I parked my car, went up eight steps and a gentle slope. Sitting on a green bench, surrounded by gravestones, a breathtaking view in a quiet space. Plymouth is spread out below, close enough to see people laughing and taking pictures of the Rock; the rolling Atlantic peeks out between the houses and continues to the horizon, dotted with boats.
Most people get to this place from the shore or town center, up a couple of steep, long staircases. The main paths have a quite an incline, and most visitors are out of breath by the time they arrive at this view – breathtaking in a whole different way. It’s almost as if such a view needs to be earned, either by climbing or dying. Do only the worthy get a bench with a view?

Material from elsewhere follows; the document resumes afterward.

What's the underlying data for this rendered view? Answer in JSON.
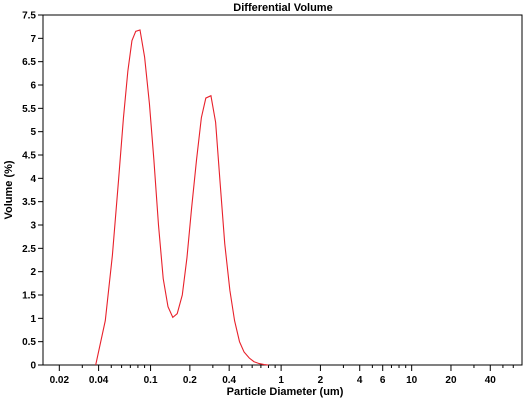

But there’s a back way, the way I came. It’s off the main street, behind a municipal maintenance building, in a lot far enough away from downtown that it’s free of parking meters. The pavement is old, cracked and bumpy. Most of the people who come this way live or work in Plymouth. They know its pretty face and its seamy side, the history and today’s issues. They aren’t visitors, they are residents and relatives. They live, love, work, and play here. They probably don’t come to this bench on this hill anywhere near as often as they could, busy with town and water life below. Still, this is their past, present, and future – something they can have for a quick trip over a few steps and a gentle rise. No need to prove worthiness on the beaten trail. It’s enough to love the bench, the company of ancestors, and the view.
Familiarity doesn’t breed contempt, but admiration and gratitude. Maybe that’s why the graveyard is here: even death can show us something amazing and peaceful if we take a seat and keep still long enough to look.